We discussed shift length and working rules in our human factors class last night. These rules are dictated by Transport Canada for the safety of everyone involved.
Let’s start it off easy (From CAR Section 720).
– Max 8 hours of flight time in a single 24 hour period (single pilot IFR)
– Max 14 hours of flight time in 24 consecutive hours
– 60 Hours in 7 consecutive days
– 150 Hours in 30 consecutive days
– 210 Hours in 42 consecutive days
– 450 Hours in 90 consecutive days
– 900 Hours in 120 consecutive days
– 1200 Hours in 365 consecutive days
If you work for 7 days straight, the most you can work per day is approx 8.5 hours. If you work for 30 days straight the most you can work per day is 5 hours. There are, of course, exceptions to these rules.
– You can extend your allowable hours by taking rest periods.

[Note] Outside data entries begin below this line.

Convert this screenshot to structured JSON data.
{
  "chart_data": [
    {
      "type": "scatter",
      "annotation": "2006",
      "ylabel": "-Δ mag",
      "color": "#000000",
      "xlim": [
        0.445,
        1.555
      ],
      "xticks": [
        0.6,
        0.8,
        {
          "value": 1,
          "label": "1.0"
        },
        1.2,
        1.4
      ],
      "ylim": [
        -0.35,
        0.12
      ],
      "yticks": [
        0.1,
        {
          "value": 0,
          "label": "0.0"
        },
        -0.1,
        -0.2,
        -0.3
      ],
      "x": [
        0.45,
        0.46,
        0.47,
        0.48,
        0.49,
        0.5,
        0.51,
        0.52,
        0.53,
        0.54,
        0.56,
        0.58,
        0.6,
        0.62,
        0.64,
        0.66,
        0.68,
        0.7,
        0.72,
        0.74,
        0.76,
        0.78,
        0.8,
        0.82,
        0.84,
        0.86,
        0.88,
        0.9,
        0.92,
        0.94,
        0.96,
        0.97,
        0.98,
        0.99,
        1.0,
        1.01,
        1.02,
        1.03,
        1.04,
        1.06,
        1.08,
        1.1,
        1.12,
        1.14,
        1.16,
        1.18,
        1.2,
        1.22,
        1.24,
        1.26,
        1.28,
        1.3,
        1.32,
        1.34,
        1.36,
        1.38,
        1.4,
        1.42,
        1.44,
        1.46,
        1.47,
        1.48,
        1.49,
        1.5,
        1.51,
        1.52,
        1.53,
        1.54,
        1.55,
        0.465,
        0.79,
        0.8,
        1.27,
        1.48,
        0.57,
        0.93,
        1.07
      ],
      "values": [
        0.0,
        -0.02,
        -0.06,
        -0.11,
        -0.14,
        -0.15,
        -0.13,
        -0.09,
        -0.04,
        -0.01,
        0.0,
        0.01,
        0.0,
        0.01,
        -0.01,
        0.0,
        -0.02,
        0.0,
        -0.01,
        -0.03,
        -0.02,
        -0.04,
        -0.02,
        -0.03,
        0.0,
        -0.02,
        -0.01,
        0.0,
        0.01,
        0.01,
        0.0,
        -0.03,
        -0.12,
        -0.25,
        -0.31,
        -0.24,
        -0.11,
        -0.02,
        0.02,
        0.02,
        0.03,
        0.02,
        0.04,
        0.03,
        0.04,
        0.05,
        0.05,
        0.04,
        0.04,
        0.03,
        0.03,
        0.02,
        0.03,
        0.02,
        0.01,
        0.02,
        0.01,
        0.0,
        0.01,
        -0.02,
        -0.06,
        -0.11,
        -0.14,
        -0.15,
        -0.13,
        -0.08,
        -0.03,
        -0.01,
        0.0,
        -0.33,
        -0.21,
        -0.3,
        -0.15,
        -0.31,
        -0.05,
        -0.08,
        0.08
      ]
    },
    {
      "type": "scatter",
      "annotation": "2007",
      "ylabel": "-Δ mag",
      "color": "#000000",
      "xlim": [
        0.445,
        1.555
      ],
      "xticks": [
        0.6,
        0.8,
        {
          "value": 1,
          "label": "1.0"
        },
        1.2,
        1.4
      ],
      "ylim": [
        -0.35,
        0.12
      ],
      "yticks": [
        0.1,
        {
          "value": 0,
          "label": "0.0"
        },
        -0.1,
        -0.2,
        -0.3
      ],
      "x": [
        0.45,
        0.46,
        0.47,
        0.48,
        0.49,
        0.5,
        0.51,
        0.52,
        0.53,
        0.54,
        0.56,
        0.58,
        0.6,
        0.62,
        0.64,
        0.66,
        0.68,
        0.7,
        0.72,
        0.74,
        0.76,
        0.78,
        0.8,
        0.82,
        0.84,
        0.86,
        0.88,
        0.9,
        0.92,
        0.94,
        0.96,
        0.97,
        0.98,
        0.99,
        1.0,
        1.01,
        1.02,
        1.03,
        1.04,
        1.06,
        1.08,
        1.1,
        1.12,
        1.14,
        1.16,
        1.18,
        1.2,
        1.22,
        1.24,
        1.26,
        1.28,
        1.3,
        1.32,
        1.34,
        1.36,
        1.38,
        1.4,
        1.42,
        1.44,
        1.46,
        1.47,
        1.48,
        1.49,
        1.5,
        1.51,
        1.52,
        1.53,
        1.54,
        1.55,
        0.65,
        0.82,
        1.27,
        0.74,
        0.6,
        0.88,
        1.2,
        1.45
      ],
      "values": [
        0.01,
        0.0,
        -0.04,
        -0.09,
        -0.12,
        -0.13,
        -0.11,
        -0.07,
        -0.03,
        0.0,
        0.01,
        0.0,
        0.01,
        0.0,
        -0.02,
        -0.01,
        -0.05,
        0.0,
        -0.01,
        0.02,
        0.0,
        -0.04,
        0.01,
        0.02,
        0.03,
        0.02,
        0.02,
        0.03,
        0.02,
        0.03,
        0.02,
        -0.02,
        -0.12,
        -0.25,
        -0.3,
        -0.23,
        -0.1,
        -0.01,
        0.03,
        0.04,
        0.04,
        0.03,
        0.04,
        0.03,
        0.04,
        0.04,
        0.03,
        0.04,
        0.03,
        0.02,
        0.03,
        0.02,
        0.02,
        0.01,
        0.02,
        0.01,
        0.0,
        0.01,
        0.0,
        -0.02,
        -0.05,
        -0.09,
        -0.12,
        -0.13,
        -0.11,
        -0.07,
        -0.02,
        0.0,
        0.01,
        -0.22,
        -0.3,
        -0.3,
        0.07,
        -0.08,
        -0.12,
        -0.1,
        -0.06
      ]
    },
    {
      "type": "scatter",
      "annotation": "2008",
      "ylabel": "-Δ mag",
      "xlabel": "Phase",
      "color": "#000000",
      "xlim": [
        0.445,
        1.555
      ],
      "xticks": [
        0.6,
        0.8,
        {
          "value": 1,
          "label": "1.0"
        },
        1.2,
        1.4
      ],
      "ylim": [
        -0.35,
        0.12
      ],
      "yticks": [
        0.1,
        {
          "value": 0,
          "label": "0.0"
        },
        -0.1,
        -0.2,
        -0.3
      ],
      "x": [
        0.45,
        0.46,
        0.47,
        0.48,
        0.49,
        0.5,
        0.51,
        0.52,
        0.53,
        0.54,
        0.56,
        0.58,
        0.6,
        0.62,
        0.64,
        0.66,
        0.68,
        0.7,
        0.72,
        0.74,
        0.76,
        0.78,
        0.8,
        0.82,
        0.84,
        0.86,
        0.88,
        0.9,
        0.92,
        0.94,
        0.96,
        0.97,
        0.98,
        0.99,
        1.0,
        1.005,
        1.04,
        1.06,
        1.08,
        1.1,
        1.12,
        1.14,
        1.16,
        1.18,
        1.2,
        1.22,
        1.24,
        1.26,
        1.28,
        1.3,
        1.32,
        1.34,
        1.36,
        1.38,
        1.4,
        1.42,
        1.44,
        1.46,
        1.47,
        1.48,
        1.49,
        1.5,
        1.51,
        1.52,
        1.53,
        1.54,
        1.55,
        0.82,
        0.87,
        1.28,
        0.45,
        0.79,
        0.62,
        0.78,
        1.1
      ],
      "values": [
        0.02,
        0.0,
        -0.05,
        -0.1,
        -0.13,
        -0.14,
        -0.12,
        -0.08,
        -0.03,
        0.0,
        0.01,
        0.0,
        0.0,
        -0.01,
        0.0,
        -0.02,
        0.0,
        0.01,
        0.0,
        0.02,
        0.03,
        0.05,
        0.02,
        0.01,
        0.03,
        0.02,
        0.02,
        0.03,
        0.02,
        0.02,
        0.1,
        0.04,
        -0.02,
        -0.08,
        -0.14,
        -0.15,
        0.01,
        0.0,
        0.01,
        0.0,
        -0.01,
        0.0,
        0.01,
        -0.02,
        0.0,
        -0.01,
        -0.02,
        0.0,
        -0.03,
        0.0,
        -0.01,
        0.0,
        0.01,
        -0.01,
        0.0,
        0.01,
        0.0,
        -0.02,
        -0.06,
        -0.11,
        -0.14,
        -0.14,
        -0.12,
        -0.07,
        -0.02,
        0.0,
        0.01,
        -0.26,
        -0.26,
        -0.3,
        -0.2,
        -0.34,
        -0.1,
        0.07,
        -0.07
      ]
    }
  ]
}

The extension is one half the length of the rest period to a maximum of three hours. (ie, fly for 11 hours, rest for 6 (half of 6 is 3), then fly for another 3, total is 14 hours).

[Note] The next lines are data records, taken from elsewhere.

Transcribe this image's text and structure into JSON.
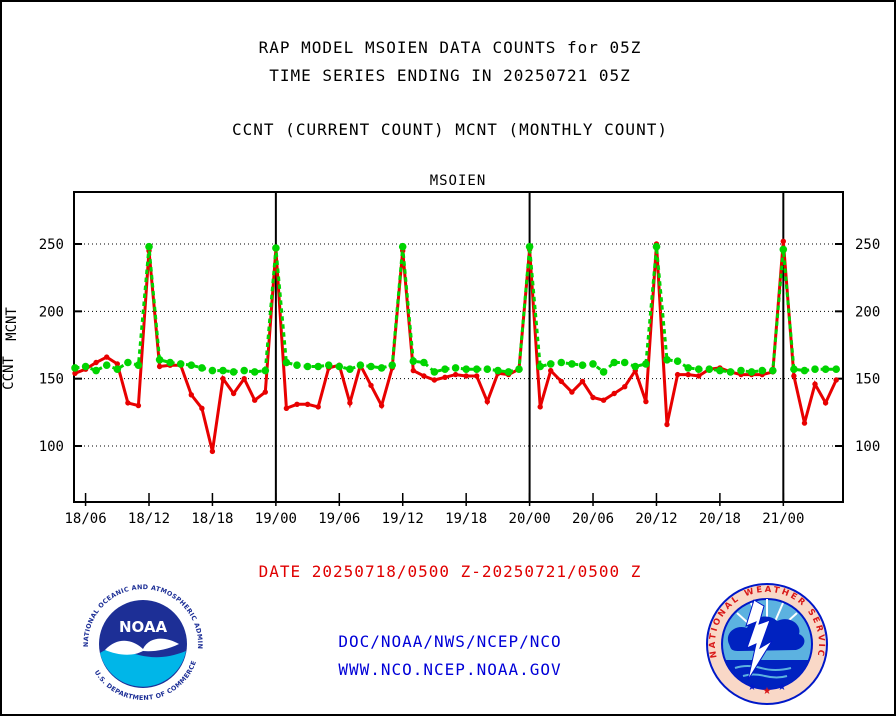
{
  "colors": {
    "ccnt_red": "#e80000",
    "mcnt_green": "#00d400",
    "link_blue": "#0000d8",
    "axis_black": "#000000",
    "background": "#ffffff"
  },
  "header": {
    "line1": "RAP MODEL MSOIEN DATA COUNTS for 05Z",
    "line2": "TIME SERIES ENDING IN 20250721 05Z",
    "line3": "CCNT (CURRENT COUNT) MCNT (MONTHLY COUNT)"
  },
  "chart_data": {
    "type": "line",
    "title": "MSOIEN",
    "title_color": "#0000d8",
    "start_time_label": "18/05",
    "end_time_label": "21/05",
    "points_hourly": 73,
    "y_axis": {
      "ticks": [
        100,
        150,
        200,
        250
      ],
      "sides": [
        "left",
        "right"
      ],
      "grid": "dotted"
    },
    "x_ticks": [
      {
        "label": "18/06",
        "hour": 1
      },
      {
        "label": "18/12",
        "hour": 7
      },
      {
        "label": "18/18",
        "hour": 13
      },
      {
        "label": "19/00",
        "hour": 19
      },
      {
        "label": "19/06",
        "hour": 25
      },
      {
        "label": "19/12",
        "hour": 31
      },
      {
        "label": "19/18",
        "hour": 37
      },
      {
        "label": "20/00",
        "hour": 43
      },
      {
        "label": "20/06",
        "hour": 49
      },
      {
        "label": "20/12",
        "hour": 55
      },
      {
        "label": "20/18",
        "hour": 61
      },
      {
        "label": "21/00",
        "hour": 67
      }
    ],
    "day_boundary_hours": [
      19,
      43,
      67
    ],
    "axis_side_labels": [
      {
        "text": "MCNT",
        "color": "#00d400"
      },
      {
        "text": "CCNT",
        "color": "#e80000"
      }
    ],
    "series": [
      {
        "name": "CCNT",
        "color": "#e80000",
        "line": "solid",
        "marker": "small-dot",
        "values": [
          154,
          157,
          162,
          166,
          161,
          132,
          130,
          245,
          159,
          160,
          160,
          138,
          128,
          96,
          150,
          139,
          150,
          134,
          140,
          246,
          128,
          131,
          131,
          129,
          158,
          160,
          132,
          160,
          145,
          130,
          158,
          245,
          156,
          152,
          149,
          151,
          153,
          152,
          152,
          133,
          154,
          153,
          157,
          246,
          129,
          156,
          148,
          140,
          148,
          136,
          134,
          139,
          144,
          156,
          133,
          250,
          116,
          153,
          153,
          152,
          157,
          158,
          155,
          153,
          153,
          153,
          155,
          252,
          152,
          117,
          146,
          132,
          149
        ]
      },
      {
        "name": "MCNT",
        "color": "#00d400",
        "line": "dashed",
        "marker": "dot",
        "values": [
          158,
          159,
          156,
          160,
          157,
          162,
          160,
          248,
          164,
          162,
          161,
          160,
          158,
          156,
          156,
          155,
          156,
          155,
          156,
          247,
          162,
          160,
          159,
          159,
          160,
          159,
          157,
          160,
          159,
          158,
          160,
          248,
          163,
          162,
          155,
          157,
          158,
          157,
          157,
          157,
          156,
          155,
          157,
          248,
          159,
          161,
          162,
          161,
          160,
          161,
          155,
          162,
          162,
          159,
          161,
          248,
          164,
          163,
          158,
          157,
          157,
          156,
          155,
          156,
          155,
          156,
          156,
          246,
          157,
          156,
          157,
          157,
          157
        ]
      }
    ]
  },
  "footer": {
    "date_line": "DATE 20250718/0500 Z-20250721/0500 Z",
    "org_line": "DOC/NOAA/NWS/NCEP/NCO",
    "url_line": "WWW.NCO.NCEP.NOAA.GOV"
  },
  "logos": {
    "noaa": {
      "name": "NOAA",
      "ring_top": "NATIONAL OCEANIC AND ATMOSPHERIC ADMINISTRATION",
      "ring_bottom": "U.S. DEPARTMENT OF COMMERCE"
    },
    "nws": {
      "ring": "NATIONAL WEATHER SERVICE",
      "star": "★"
    }
  }
}
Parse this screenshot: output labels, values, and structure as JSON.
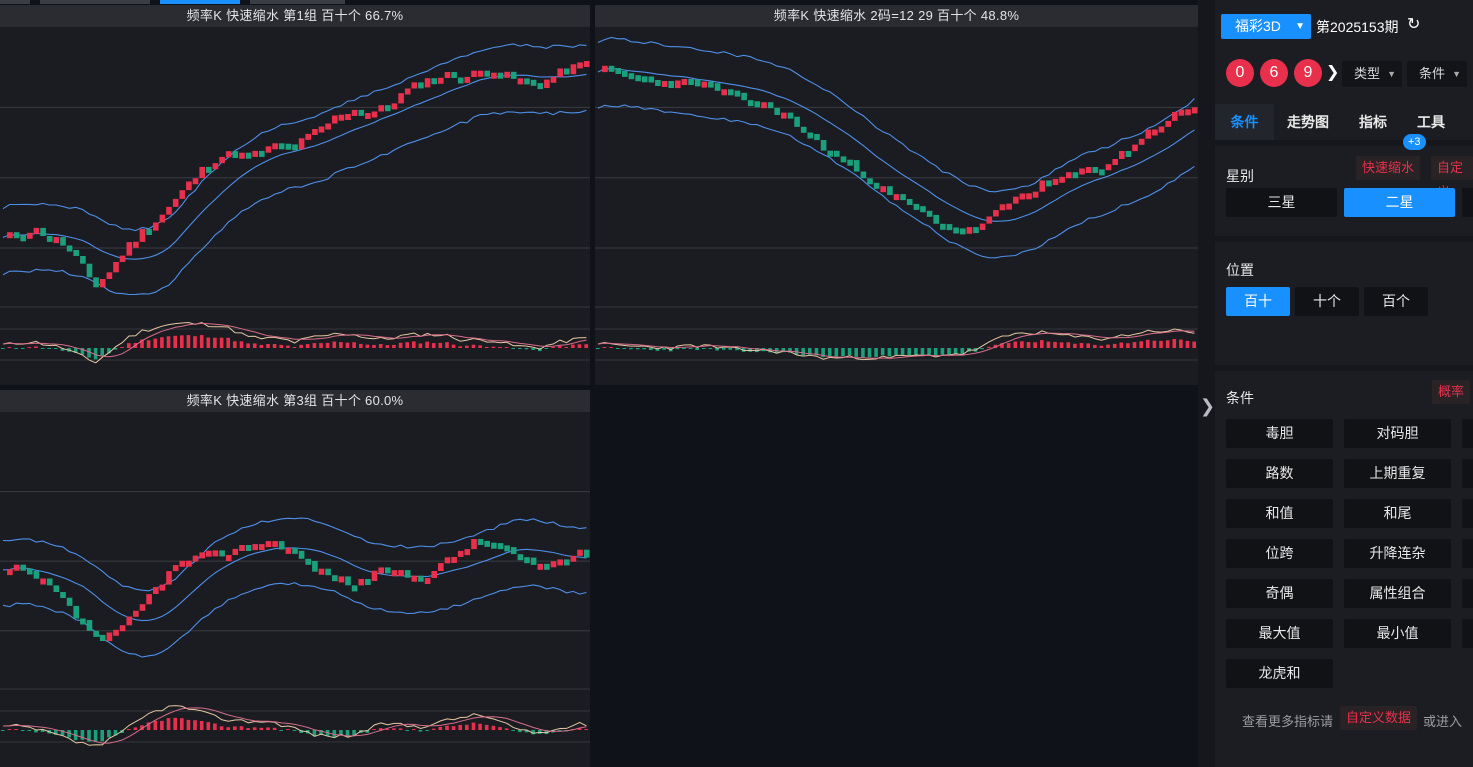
{
  "charts": [
    {
      "id": "c1",
      "title": "频率K  快速缩水  第1组  百十个  66.7%",
      "seed": 11,
      "shape": [
        0.46,
        0.48,
        0.49,
        0.47,
        0.44,
        0.38,
        0.31,
        0.36,
        0.43,
        0.48,
        0.52,
        0.57,
        0.63,
        0.68,
        0.72,
        0.73,
        0.72,
        0.74,
        0.76,
        0.75,
        0.79,
        0.82,
        0.86,
        0.87,
        0.86,
        0.88,
        0.92,
        0.95,
        0.97,
        0.98,
        0.97,
        0.99,
        1.0,
        0.97,
        0.96,
        0.95,
        0.98,
        1.0,
        1.02
      ]
    },
    {
      "id": "c2",
      "title": "频率K  快速缩水  2码=12 29  百十个  48.8%",
      "seed": 23,
      "shape": [
        1.0,
        0.99,
        0.98,
        0.97,
        0.96,
        0.95,
        0.96,
        0.95,
        0.93,
        0.91,
        0.9,
        0.88,
        0.86,
        0.82,
        0.78,
        0.74,
        0.71,
        0.68,
        0.64,
        0.6,
        0.58,
        0.55,
        0.52,
        0.5,
        0.48,
        0.5,
        0.54,
        0.58,
        0.61,
        0.63,
        0.65,
        0.66,
        0.68,
        0.69,
        0.72,
        0.76,
        0.8,
        0.83,
        0.86,
        0.88
      ]
    },
    {
      "id": "c3",
      "title": "频率K  快速缩水  第3组  百十个  60.0%",
      "seed": 37,
      "shape": [
        0.62,
        0.63,
        0.6,
        0.56,
        0.5,
        0.44,
        0.4,
        0.43,
        0.49,
        0.56,
        0.62,
        0.66,
        0.67,
        0.68,
        0.69,
        0.71,
        0.72,
        0.7,
        0.66,
        0.62,
        0.6,
        0.58,
        0.6,
        0.63,
        0.61,
        0.6,
        0.63,
        0.67,
        0.71,
        0.72,
        0.7,
        0.66,
        0.64,
        0.65,
        0.67,
        0.68
      ]
    }
  ],
  "panel": {
    "lottery": "福彩3D",
    "issue": "第2025153期",
    "balls": [
      "0",
      "6",
      "9"
    ],
    "type_dd": "类型",
    "cond_dd": "条件",
    "tabs": [
      "条件",
      "走势图",
      "指标",
      "工具"
    ],
    "star_title": "星别",
    "star_link": "快速缩水",
    "star_badge": "+3",
    "star_link2": "自定义",
    "stars": [
      "三星",
      "二星"
    ],
    "pos_title": "位置",
    "positions": [
      "百十",
      "十个",
      "百个"
    ],
    "cond_title": "条件",
    "cond_link": "概率",
    "conditions": [
      "毒胆",
      "对码胆",
      "路数",
      "上期重复",
      "和值",
      "和尾",
      "位跨",
      "升降连杂",
      "奇偶",
      "属性组合",
      "最大值",
      "最小值",
      "龙虎和"
    ],
    "foot_prefix": "查看更多指标请",
    "foot_link": "自定义数据",
    "foot_suffix": "或进入"
  },
  "colors": {
    "up": "#e8304d",
    "down": "#1aa07c",
    "band": "#4d8fe8",
    "ma1": "#e6c7a0",
    "ma2": "#d66d8a",
    "accent": "#1890ff"
  }
}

– 24 hours off must be given if you’ve worked 3 shifts that exceed 12 consecutive hours of work unless you’ve been given 24 hours rest between shifts.
– Depending on the type of flight, these limitations are different.
Most of the larger air carriers have scheduling software that takes care of all of these rules for you. However, some of the smaller ones do not. It’s your responsibility to keep track of such things. The carriers operating handbook will outline all of the work/duty rules to you.
Transport Canada does have the ability to audit your log books (years down the road) and mark any violations you have on your license. This could pose problems with future employers.
2 thoughts on “Working Limitations”
I’m betting that your log books don’t have to be e-mailed to TCS Transport Canada in Word document format.
Excel, baby. You don’t want to know how many columns there are in my Excel logbook. I’ve worked part 703 and 704 both at once for two different employers.